Twelve whistleblowing crew members each were awarded $437,500 Wednesday as part of a $37 million settlement, the largest ever, involving deliberate ocean pollution from ships.
U.S. District Judge Reginald Lindsay agreed to the awards and imposed the sentence Wednesday in a plea agreement reached in December between Overseas Shipholding Group Inc. and federal prosecutors. OSG must pay $27 million for violations in Boston, Portland, Maine, Los Angeles, San Francisco and Wilmington, N.C.
OSG, one of the world's largest publicly traded oil tanker companies, agreed to pay another $10 million in January after pleading guilty to additional charges in Beaumont, Texas. The sentence there has not yet been imposed.
The company admitted to systematically dumping hundreds of thousands of gallons sludge and waste oil into the ocean and deliberately altering logbooks to conceal the illegal discharge.
The violations came to light after the whistleblowers were outraged by the systematic dumping, prosecutors said. In one case, a fitter allegedly was threatened with firing if he did not make a bypass pipe to facilitate the polluting. He responded by keeping a secret record of the dates of the oil discharges, prosecutors said.
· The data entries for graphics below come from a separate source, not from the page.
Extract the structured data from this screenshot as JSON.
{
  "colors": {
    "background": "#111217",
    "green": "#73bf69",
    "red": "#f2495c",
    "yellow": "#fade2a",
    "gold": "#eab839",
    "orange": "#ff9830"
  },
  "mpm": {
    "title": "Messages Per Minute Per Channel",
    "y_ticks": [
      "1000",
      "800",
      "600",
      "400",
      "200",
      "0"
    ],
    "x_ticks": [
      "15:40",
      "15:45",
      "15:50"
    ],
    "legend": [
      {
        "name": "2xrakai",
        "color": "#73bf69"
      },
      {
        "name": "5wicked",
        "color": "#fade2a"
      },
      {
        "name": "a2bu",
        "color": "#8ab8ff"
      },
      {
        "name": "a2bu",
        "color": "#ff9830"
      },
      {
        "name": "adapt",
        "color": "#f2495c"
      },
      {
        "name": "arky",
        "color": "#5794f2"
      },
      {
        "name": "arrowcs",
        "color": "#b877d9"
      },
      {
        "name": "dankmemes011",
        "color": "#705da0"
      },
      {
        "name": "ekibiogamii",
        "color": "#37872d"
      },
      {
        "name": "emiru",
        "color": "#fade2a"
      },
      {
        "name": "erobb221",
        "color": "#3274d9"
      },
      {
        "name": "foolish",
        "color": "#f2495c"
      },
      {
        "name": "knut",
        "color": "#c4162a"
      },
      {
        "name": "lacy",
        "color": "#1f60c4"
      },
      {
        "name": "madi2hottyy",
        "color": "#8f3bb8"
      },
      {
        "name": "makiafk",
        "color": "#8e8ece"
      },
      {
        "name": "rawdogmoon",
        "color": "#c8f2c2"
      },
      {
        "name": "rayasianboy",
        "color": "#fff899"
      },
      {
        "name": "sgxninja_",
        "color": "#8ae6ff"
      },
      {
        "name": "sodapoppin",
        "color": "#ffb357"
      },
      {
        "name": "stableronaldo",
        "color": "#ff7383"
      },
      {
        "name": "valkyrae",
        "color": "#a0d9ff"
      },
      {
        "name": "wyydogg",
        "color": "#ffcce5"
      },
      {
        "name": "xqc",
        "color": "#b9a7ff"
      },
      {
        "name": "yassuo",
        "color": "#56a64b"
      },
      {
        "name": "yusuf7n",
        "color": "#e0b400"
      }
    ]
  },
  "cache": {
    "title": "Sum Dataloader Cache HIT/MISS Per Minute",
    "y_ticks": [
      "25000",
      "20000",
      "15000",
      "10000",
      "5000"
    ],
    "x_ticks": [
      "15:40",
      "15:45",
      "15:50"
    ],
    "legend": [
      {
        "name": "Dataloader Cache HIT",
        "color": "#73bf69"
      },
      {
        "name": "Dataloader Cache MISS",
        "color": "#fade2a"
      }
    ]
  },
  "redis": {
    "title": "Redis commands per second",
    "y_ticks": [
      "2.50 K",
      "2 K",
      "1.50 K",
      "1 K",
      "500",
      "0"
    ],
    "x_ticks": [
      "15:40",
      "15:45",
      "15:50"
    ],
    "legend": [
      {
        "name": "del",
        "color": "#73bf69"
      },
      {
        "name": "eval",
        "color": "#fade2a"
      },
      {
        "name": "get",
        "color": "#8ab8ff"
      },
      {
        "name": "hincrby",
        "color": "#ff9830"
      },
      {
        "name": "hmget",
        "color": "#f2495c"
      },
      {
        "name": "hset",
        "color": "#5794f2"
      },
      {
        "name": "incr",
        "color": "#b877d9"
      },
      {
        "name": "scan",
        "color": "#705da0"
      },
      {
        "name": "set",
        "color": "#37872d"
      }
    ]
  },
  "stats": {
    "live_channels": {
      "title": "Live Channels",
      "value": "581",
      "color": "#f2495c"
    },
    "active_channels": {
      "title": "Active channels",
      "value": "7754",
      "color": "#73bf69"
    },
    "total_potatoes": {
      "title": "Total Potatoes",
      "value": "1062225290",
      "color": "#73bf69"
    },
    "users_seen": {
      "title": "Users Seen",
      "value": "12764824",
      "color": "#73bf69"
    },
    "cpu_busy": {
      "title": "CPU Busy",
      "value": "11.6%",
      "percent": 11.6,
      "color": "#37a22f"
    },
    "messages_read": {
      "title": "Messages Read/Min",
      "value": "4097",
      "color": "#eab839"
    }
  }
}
Another whistleblower, a second engineer, called a Coast Guard hot line to report that ship officers were "tricking" an oil sensor by flushing it with fresh water.
"There should be no tolerance for those who deliberately despoil the environment," Lindsay said during the sentencing. The charges covered a pattern of actions stretching over five years, from 2001 to 2006.
OSG operations head Robert Johnston expressed regret on behalf of the company.
"What transpired is not in line with our company's core values and I want to assure you that we are working very hard to ensure this never happens again," he said in a statement he read in court.
The plea agreements in Boston and Texas require OSG to serve probation for three years, during which a federal monitor and outside auditing group will track the shipper's activities.
U.S. Attorney Michael Sullivan's office said the money collected from OSG will be divided among the districts affected by the dumping. At least $9 million will be earmarked to fund marine environmental projects.